Après le garde des Sceaux Éric Dupond-Moretti, un deuxième ministre en fonction comparaît au tribunal, Olivier Dussopt en charge du Travail. Et du travail, le gouvernement en donne aux magistrats… Olivier Dussopt est poursuivi pour favoritisme et comparaît, depuis lundi 27 novembre, devant le tribunal correctionnel de Paris. Les faits qui lui sont reprochés, remontent à son mandat de maire d’Annonay, en Ardèche. Éric Dupond-Moretti a comparu devant la Cour de la justice de la République, seule instance à même de juger des ministres pour des faits commis au gouvernement. En l’occurrence, prise illégale d’intérêts. S’ils sont condamnés, ils seraient amenés à quitter leurs fonctions, mais en attendant, on peut déjà noter la régression de nos pratiques démocratiques.
Sous les prédécesseurs d’Emmanuel Macron, les ministres démissionnaient dès leur mise en examen. Désormais, ils ont l’onction du président de la République pour s’accrocher à leur poste jusqu’au bout.
Ils demeurent présumés innocents, c’est juridiquement indéniable. Mais politiquement très risqué pour l’action publique. Un ministre en charge de l’intérêt général peut-il voir sa mission ternie par un procès ? Le jour au tribunal, le soir au gouvernement, ces images jurent avec les pratiques en vigueur chez la plupart de nos voisins, par exemple, en Europe du Nord, où elles seraient inimaginables. Pas plus qu’on n’y verrait le retour en fanfare d’un ancien ministre lourdement condamné à quatre ans de prison dont deux fermes, cinq ans d’inéligibilité et 300 000 euros d’amende pour fraude fiscale, en l'occurrence Jérôme Cahuzac ! Il a purgé sa peine, certes, mais un ministre du Budget fraudeur qui a menti à la représentation nationale a-t-il vraiment droit à une seconde chance en politique ? Au regard de la morale publique, ce come-back est indécent.
Des élus condamnés... puis réélus
La politique est-elle gouvernée par la morale ? Non, et c’est heureux.

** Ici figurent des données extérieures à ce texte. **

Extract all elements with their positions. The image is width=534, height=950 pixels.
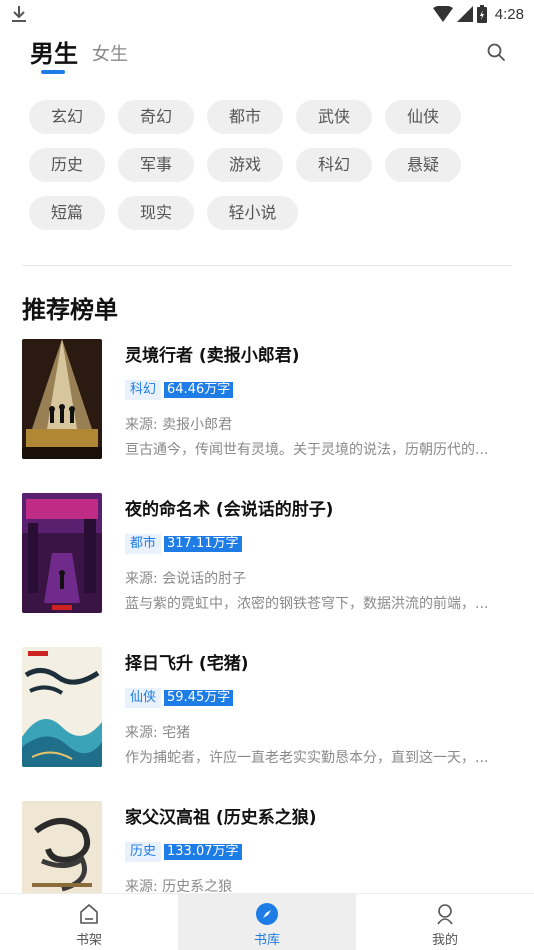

Si ne se présentaient que des professeurs de vertu, il y aurait moins de candidats. Mais aujourd’hui, un procès, c’est une ligne supplémentaire devenue presque anodine dans le CV d’un élu. Ces jours-ci, l’embouteillage au tribunal n’émeut plus personne: un ex-Président, Nicolas Sarkozy, y est de retour une fois encore, cette fois pour l’affaire Bygmalion. François Bayrou a été jugé pour détournement de fonds publics, en attendant bientôt Marine Le Pen pour la même incrimination… Le tout dans l’indifférence générale. La faute sans doute aux électeurs eux-mêmes qui réélisent parfois des élus condamnés. La jurisprudence Balkany à Levallois-Perret nous rappelle qu’en démocratie, les citoyens n’ont que les élus qu’ils méritent.